Anasayfa İncelemelerFilm İncelemeleri Hiçbir Şey Yerinde Değil: Adım Adım Cinayet

Hiçbir Şey Yerinde Değil: Adım Adım Cinayet

Yazar: Ömer Acıoğlu

Hiçbir Şey Yerinde Değil: Adım Adım Cinayet

Burak Çevik, Türk sinemasında denenmemişi deneyen genç bir yönetmen. Bilmeyenler için Burak Çevik’in genç yaşına rağmen (bu filmi de sayarsak) 5 tane filmi mevcut. İlk filmi Tuzdan Kaide (2018), sonrasında Aidiyet (2019), Sofia Bohdanowicz ve Blake Williams’la ortak çektiği 3D deneysel filmi Gidiş O Gidiş (2022) ve İstanbul Modern’de 16 yıl boyunca saklı kalacak filmi Unutma Biçimleri (2023) ile Türk Sinemasının algılarını değiştiren yapımlara sahip. Şimdi ise Burak Çevik, Hiçbir Şey Yerinde Değil filmiyle cinayeti, suçu, cezayı ve infazı masaya yatırıyor.

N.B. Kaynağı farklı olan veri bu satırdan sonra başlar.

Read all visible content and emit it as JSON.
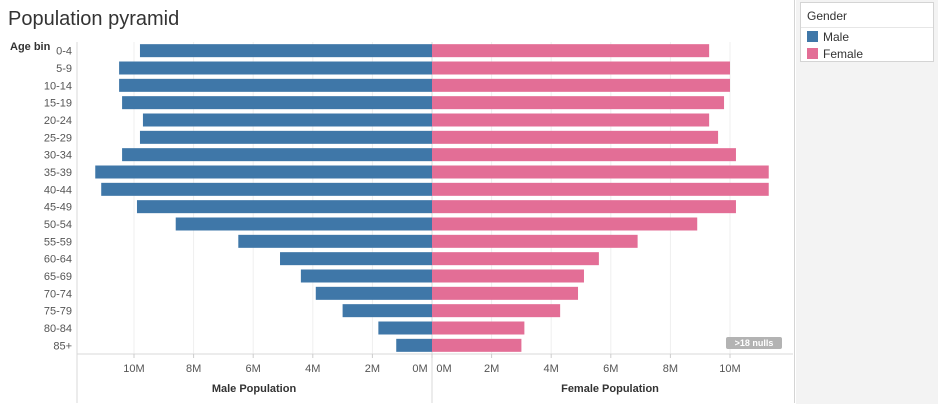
{
  "title": "Population pyramid",
  "legend": {
    "title": "Gender",
    "items": [
      {
        "label": "Male",
        "color": "#3f77a8"
      },
      {
        "label": "Female",
        "color": "#e36e96"
      }
    ]
  },
  "nulls_badge": ">18 nulls",
  "chart_data": {
    "type": "bar",
    "orientation": "horizontal",
    "layout": "population pyramid",
    "row_axis_title": "Age bin",
    "categories": [
      "0-4",
      "5-9",
      "10-14",
      "15-19",
      "20-24",
      "25-29",
      "30-34",
      "35-39",
      "40-44",
      "45-49",
      "50-54",
      "55-59",
      "60-64",
      "65-69",
      "70-74",
      "75-79",
      "80-84",
      "85+"
    ],
    "series": [
      {
        "name": "Male",
        "color": "#3f77a8",
        "axis_title": "Male Population",
        "direction": "left",
        "values": [
          9.8,
          10.5,
          10.5,
          10.4,
          9.7,
          9.8,
          10.4,
          11.3,
          11.1,
          9.9,
          8.6,
          6.5,
          5.1,
          4.4,
          3.9,
          3.0,
          1.8,
          1.2
        ],
        "unit": "M",
        "xlim": [
          0,
          12
        ],
        "ticks": [
          "10M",
          "8M",
          "6M",
          "4M",
          "2M",
          "0M"
        ]
      },
      {
        "name": "Female",
        "color": "#e36e96",
        "axis_title": "Female Population",
        "direction": "right",
        "values": [
          9.3,
          10.0,
          10.0,
          9.8,
          9.3,
          9.6,
          10.2,
          11.3,
          11.3,
          10.2,
          8.9,
          6.9,
          5.6,
          5.1,
          4.9,
          4.3,
          3.1,
          3.0
        ],
        "unit": "M",
        "xlim": [
          0,
          12
        ],
        "ticks": [
          "0M",
          "2M",
          "4M",
          "6M",
          "8M",
          "10M"
        ]
      }
    ],
    "grid": true
  }
}
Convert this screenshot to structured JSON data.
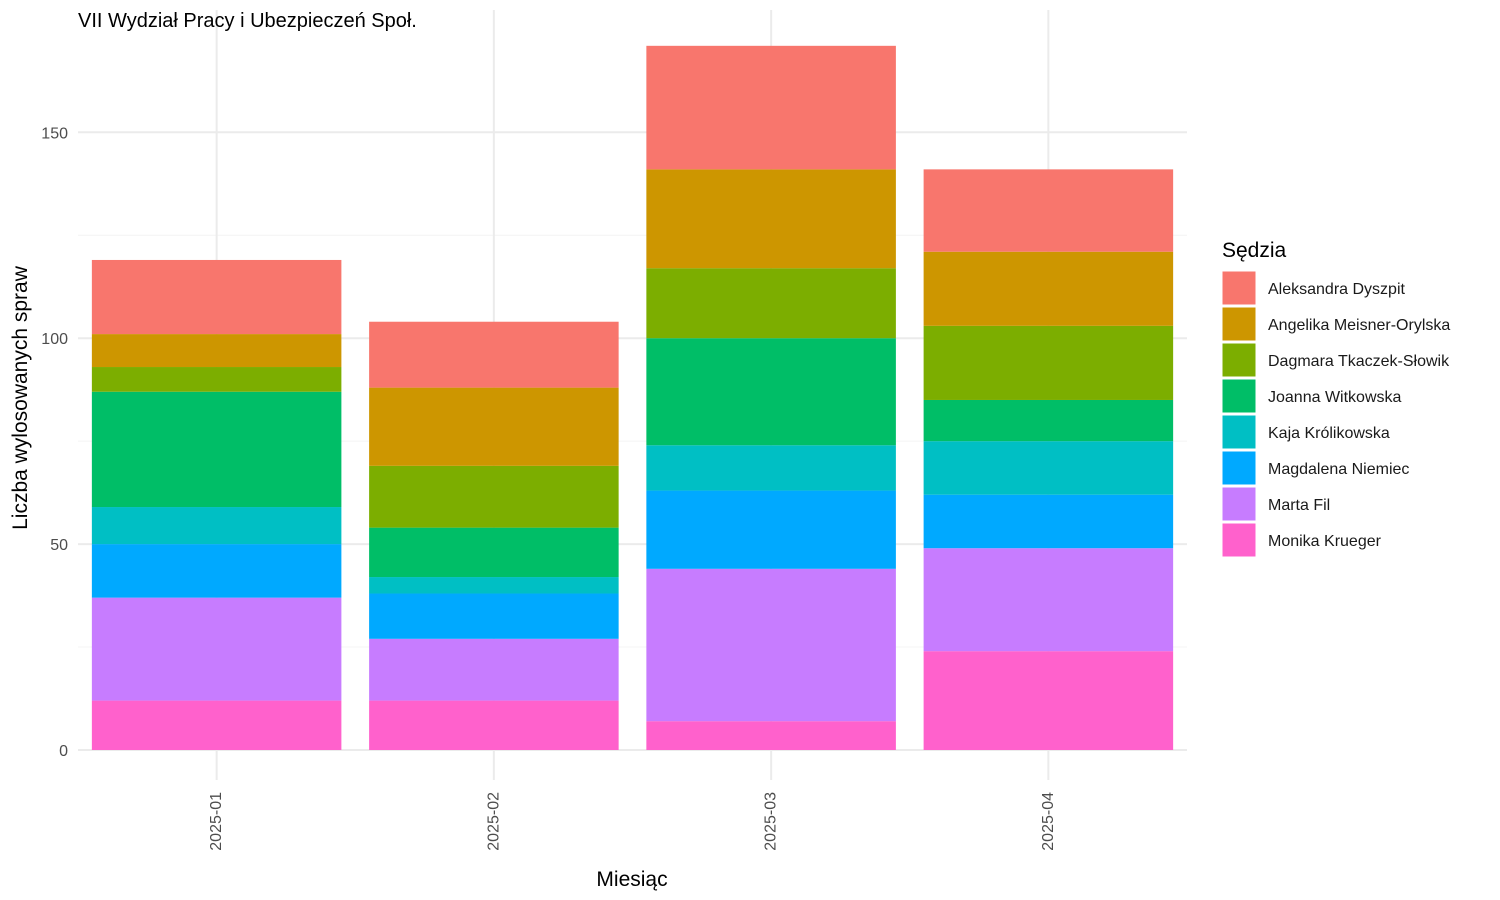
{
  "chart_data": {
    "type": "bar",
    "stacked": true,
    "title": "VII Wydział Pracy i Ubezpieczeń Społ.",
    "xlabel": "Miesiąc",
    "ylabel": "Liczba wylosowanych spraw",
    "ylim": [
      0,
      170
    ],
    "yticks": [
      0,
      50,
      100,
      150
    ],
    "grid": true,
    "legend_title": "Sędzia",
    "legend_position": "right",
    "categories": [
      "2025-01",
      "2025-02",
      "2025-03",
      "2025-04"
    ],
    "series": [
      {
        "name": "Aleksandra Dyszpit",
        "color": "#F8766D",
        "values": [
          18,
          16,
          30,
          20
        ]
      },
      {
        "name": "Angelika Meisner-Orylska",
        "color": "#CD9600",
        "values": [
          8,
          19,
          24,
          18
        ]
      },
      {
        "name": "Dagmara Tkaczek-Słowik",
        "color": "#7CAE00",
        "values": [
          6,
          15,
          17,
          18
        ]
      },
      {
        "name": "Joanna Witkowska",
        "color": "#00BE67",
        "values": [
          28,
          12,
          26,
          10
        ]
      },
      {
        "name": "Kaja Królikowska",
        "color": "#00BFC4",
        "values": [
          9,
          4,
          11,
          13
        ]
      },
      {
        "name": "Magdalena Niemiec",
        "color": "#00A9FF",
        "values": [
          13,
          11,
          19,
          13
        ]
      },
      {
        "name": "Marta Fil",
        "color": "#C77CFF",
        "values": [
          25,
          15,
          37,
          25
        ]
      },
      {
        "name": "Monika Krueger",
        "color": "#FF61CC",
        "values": [
          12,
          12,
          7,
          24
        ]
      }
    ]
  }
}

Burak Can Aras, Celal Öztürk ve Efe Taşdelen gibi oyuncuların yer aldığı ve gerçek bir olaydan esinlenen filmde Burak Çevik, 1978 yılında yaşanan Bahçelievler Katliamı’nı ve katliamın perde arkasını anlatıyor. Yazıya başlamadan önce hatırlatma yapayım, bu film  18 Ekim Cuma günü Başka Sinema kapsamında vizyona giriyor.

Film bizi 1978 yılına ve Bahçelievler Katliamı’na götürüyor. Ülkede bir silahlanma haberiyle açılan bu filmde, şiddetsiz bir dünyanın hayalini kuran beş sol görüşlü genç öğrenci, bir evde toplanır ve Türkiye’de olup bitenlerden ve ülkenin geleceği için ne yapabileceklerini konuşurlar. Bu masada her şey güzel giderken iki sağ görüşlü genç evi basar. Evin basılmasıyla da tansiyon ve gerilim yükselmeye başlar.

Bu film sağcılar ve solcular arasındaki çatışmayı ya da bir fikir çatışması yaratan protestoyu anlatmıyor. Bu film tam anlamıyla şiddet eylemini, intikam yeminiyle öldürme eylemini anlatıyor. Öldürmeyi, cinayeti ve bir insanın nasıl bir caniye dönüştüğünü anlatıyor. Çevik, hikâyesiyle gerçekten tarafsız ama tıpkı ülkemiz gibi son derece karanlık ve sert bir dille anlatıyor. Hikâye ilerledikçe gerilimi tırmandırmayı başarıyor. Üstelik kendisinin (kurgudan bahsediyorum) yarattığı tek plan da filmin tuzu biberi oluyor ve bu hikâyeyi 1 saat 16 dakikada anlatıyor.

Fakat hikâye ve senaryoda bir kusuru var. Burak Çevik, Aidiyet filminde yaptığı gibi bu filmde de üstü kapalı bir hikaye anlatımı tasarlamış. Bu üstü kapalı anlatım, filmi ve olayı bilmeyenler için biraz can sıkıcı olabilir. Onun dışında filmdeki televizyonda gösterilen Amerikan filminin İngilizce yayınlanması, biraz gerçek dışı görünüyordu, onları söylemeden geçmek istemedim. Fakat onun dışında her şeyiyle gayet iyi gidiyor.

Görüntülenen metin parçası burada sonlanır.